Anyway, he brought a lot with him – teaching stuntmen, havin’ rodeo, letting his students perform in the public eye, encouraging’ Civil War reenactment and completin’ a town which served as the basic set for a lot of movies. The reenactments sort of opened the door for cowboy action shootin’ which is where our club comes in.

Back in those days a bunch of guys and gals got together in the desert every Sunday morning for shootin’ and experimented with targets, scenarios and all of that stuff and had a hoot doin’ it. Finally, they came up with the idea of formin’ a club and, although not the first of the cowboy shootin’ groups, in 1982 they became the first organized Cowboy Action Club and established and incorporated safety guidelines which SASS, who actually came into being somewhat later, has put into place for world wide expansion of the sport.

Through the efforts of Jim Martin and Bill Waller, a couple of the members, who were friends of Ron Nix, the Cowtown Shooters were invited to become part of the town and added greatly to it’s ambiance strollin’ around in their period clothing, shootin’ irons and general camaraderie. And then in 1981 the Club held the First Actual Arizona State Championship of Cowboy Shooting. Cowtown prospered for a while, but Nix’s dream never reached full fruition and the town changed hands many times.

Today it, along with the surrounding area serves as “Firebase Phoenix”, a privately owned educational program in modern weapons and their proper use and has been used to train snipers for the armed forces. The shooters group, similarly, has experienced many changes. However, due to the dedication of a few of the originators, this club still lives on.

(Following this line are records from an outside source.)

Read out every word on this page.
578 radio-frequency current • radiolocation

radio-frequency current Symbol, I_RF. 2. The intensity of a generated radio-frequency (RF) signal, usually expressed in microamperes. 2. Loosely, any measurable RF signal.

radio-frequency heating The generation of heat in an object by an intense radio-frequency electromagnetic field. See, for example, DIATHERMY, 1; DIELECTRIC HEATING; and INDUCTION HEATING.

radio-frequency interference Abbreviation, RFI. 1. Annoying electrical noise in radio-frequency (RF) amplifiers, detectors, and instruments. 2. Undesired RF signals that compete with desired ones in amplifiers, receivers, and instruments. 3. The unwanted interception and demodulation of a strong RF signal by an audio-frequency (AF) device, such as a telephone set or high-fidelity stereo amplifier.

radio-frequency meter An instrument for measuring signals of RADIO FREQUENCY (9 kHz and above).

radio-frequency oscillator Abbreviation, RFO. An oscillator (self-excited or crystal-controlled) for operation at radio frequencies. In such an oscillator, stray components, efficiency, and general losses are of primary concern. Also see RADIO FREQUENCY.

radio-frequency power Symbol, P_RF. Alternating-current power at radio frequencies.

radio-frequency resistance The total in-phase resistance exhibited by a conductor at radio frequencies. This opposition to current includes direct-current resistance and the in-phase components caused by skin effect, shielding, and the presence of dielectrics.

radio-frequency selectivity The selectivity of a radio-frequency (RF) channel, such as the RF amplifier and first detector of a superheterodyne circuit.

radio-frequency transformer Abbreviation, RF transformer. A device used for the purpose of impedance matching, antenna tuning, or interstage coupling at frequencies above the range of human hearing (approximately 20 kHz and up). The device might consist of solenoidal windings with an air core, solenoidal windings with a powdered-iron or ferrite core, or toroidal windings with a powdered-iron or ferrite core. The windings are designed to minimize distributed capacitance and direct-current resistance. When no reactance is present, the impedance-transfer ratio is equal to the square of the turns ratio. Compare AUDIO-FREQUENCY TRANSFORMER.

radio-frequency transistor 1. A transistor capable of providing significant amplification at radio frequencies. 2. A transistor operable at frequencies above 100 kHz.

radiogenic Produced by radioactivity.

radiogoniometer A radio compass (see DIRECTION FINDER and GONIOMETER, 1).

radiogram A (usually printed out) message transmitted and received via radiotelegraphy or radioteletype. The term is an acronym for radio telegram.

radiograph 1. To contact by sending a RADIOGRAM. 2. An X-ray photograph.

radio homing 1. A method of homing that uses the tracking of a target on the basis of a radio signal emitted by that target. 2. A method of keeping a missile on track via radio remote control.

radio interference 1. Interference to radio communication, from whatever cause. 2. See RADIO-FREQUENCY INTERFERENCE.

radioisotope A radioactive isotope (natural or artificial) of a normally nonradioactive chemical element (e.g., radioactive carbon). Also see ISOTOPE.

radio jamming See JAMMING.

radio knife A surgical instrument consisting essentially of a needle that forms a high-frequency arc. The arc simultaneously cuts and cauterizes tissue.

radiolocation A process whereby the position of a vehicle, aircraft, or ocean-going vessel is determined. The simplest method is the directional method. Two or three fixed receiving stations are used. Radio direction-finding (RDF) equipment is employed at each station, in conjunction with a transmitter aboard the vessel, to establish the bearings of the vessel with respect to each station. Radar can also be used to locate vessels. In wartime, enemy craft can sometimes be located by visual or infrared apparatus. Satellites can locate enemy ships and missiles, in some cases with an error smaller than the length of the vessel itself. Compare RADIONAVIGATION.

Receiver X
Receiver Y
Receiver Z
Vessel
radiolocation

The original name is gone and the club now bears the name of the Cowtown Cowboy Shooters who shoot at the place which the name appears on the Fort Gate – FORT SNOW of the ARIZONA TERRITORY. The area was officially named a few years ago by the group in full army uniform and ceremony after Don Snow.

Don was one of the originators who became ill with eventual inability to work at “a job”. Thus, from 1993 until his death in December of 2000, he made Cowtown literally his life and it is for his often heroic efforts that the original concept still exists. His motto was: “If it ain’t fun, it ain’t worth doin’.”

He never lost sight of keeping safety always first, but still maintaining the fun and seeing the smiles on peoples’ faces knowing they had a good time. He knew that many would come here and move on, but believed that this was good because they had developed. However, he believed that Cowtown would draw them back because of the wonderful posses which welcome new shooters and help them to become part of the cowboy family and really enjoy the sport.


If it ain't fun, it ain't worth doin'!